Mr. Macy's salvation in these exhausting and nerve-wearing efforts, and divers others which I have not detailed, is his humor. I have seen him take two lazy-looking young men, who had applied most piteously for help, conduct them very politely to the door, and, pointing amiably to the Third Avenue, say, "Now, my boys, just be kind enough to walk right north up that avenue for one hundred miles into the, country, and you will find plenty of work and food. Good-by! good-by!" The boys depart, mystified.
Or a dirty little fellow presents himself in the office. "Please, sir, I am an orphant, and I want a home!" Mr. Macy eyes him carefully; his knowledge of "paidology" has had many years to ripen in; he sees, perhaps, amid his rags, a neatly-sewed patch, or notes that his naked feet are too white for a "bummer." He takes him to the inner office. "My boy! Where do you live? Where's your father?"
"Please, sir, I don't live nowhere, and I hain't got no father, and me mither is dead!" Then follows a long and touching story of his orphanage, the tears flowing down his cheeks. The bystanders are almost melted themselves. Not so Mr. Macy. Grasping the boy by the shoulder, "Where's your mother, I say?" "Oh, dear, I'm a poor orphant, and I hain't got no mither!" "Where is your mother, I say? Where do you live? I give you just three minutes to tell, and then, if you do not, I shall hand you over to that officer!" The lad yields; his true story is told, and a runaway restored to his family.
In the midst of his highest discouragements at Cottage Place, Mr. Macy frequently had some characteristic story of his "lambs" to refresh him in his intervals of rest And some peculiar exhibition of mischief or wickedness always seemed to act as a kind of tonic on him and restore his spirits.

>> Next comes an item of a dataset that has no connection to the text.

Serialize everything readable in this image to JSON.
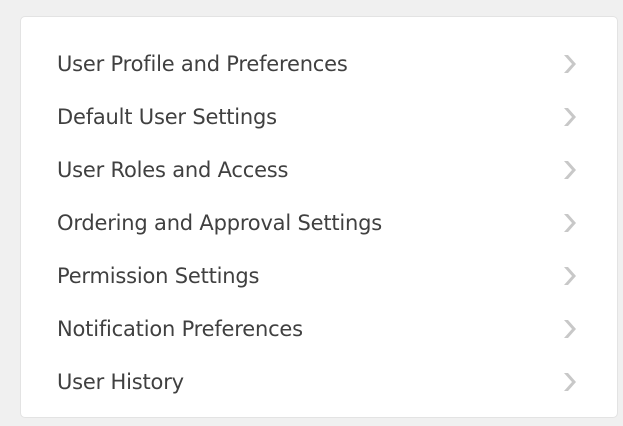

I shall not forget the cheerfulness with which he related one day that, after having preached with great unction the Sunday previous on "stealing," he came back the next and discovered that a private room in the building, which he only occasionally used, had been employed by the boys for some time as a receptacle for stolen goods!
On another occasion, he had held forth with peculiar "liberty" on the sin of thieving, and, when he sat down almost exhausted, discovered, to his dismay, that his hat had been stolen! But, knowing that mischief was at the bottom, and that a crowd of young "roughs" were outside waiting to see him go home bareheaded, he said nothing of his loss, but procured a cap and quietly walked away.
I think the contest of wits among them—they for mischief and disturbance, and he to establish order and get control over them—gave a peculiar zest to his religious labors, which he would not have had in calmer scenes and more regular services. If they put pepper on the stove, he endured it much longer than they could, and kept them until they were half suffocated; and when they barricaded the door outside, he protracted the devotional exercises or varied them with a "magic lantern," to give time for forcing the door, and an orderly exit. [Mr. Macy, on one occasion, on a bitter winter day, found the lock of the room picked and the boys within. He accused some of the larger boys. They denied, "No sir—no: it couldn't be us; because we was in the liquor-shop on the corner; we ain't got nowhere else to go to!"]
The girls, however, were his great torment, especially when they stoned their spiritual guides; these, however, he eventually forwarded into the Cottage place Industrial School, which sprang from the Meeting, and there they were gradually civilized.
For real suffering and honest effort at self-help, he had a boundless sympathy; but the paupers and professional beggars were the terror of his life. He dreaded nothing so much as a boy or girl falling into habits of dependence. Where he was compelled to give assistance in money, he has been known to set one boy to throw wood down and the other to pile it up, before he would aid.
His more stormy philanthropic labors have been succeeded by calmer efforts among a delightful congregation of poor German children in Second Street, who love and revere him. When he needs, however, a little refreshment and intoning, he goes over to his Cottage-place Reading-room, and sits with or instructs his "lambs!"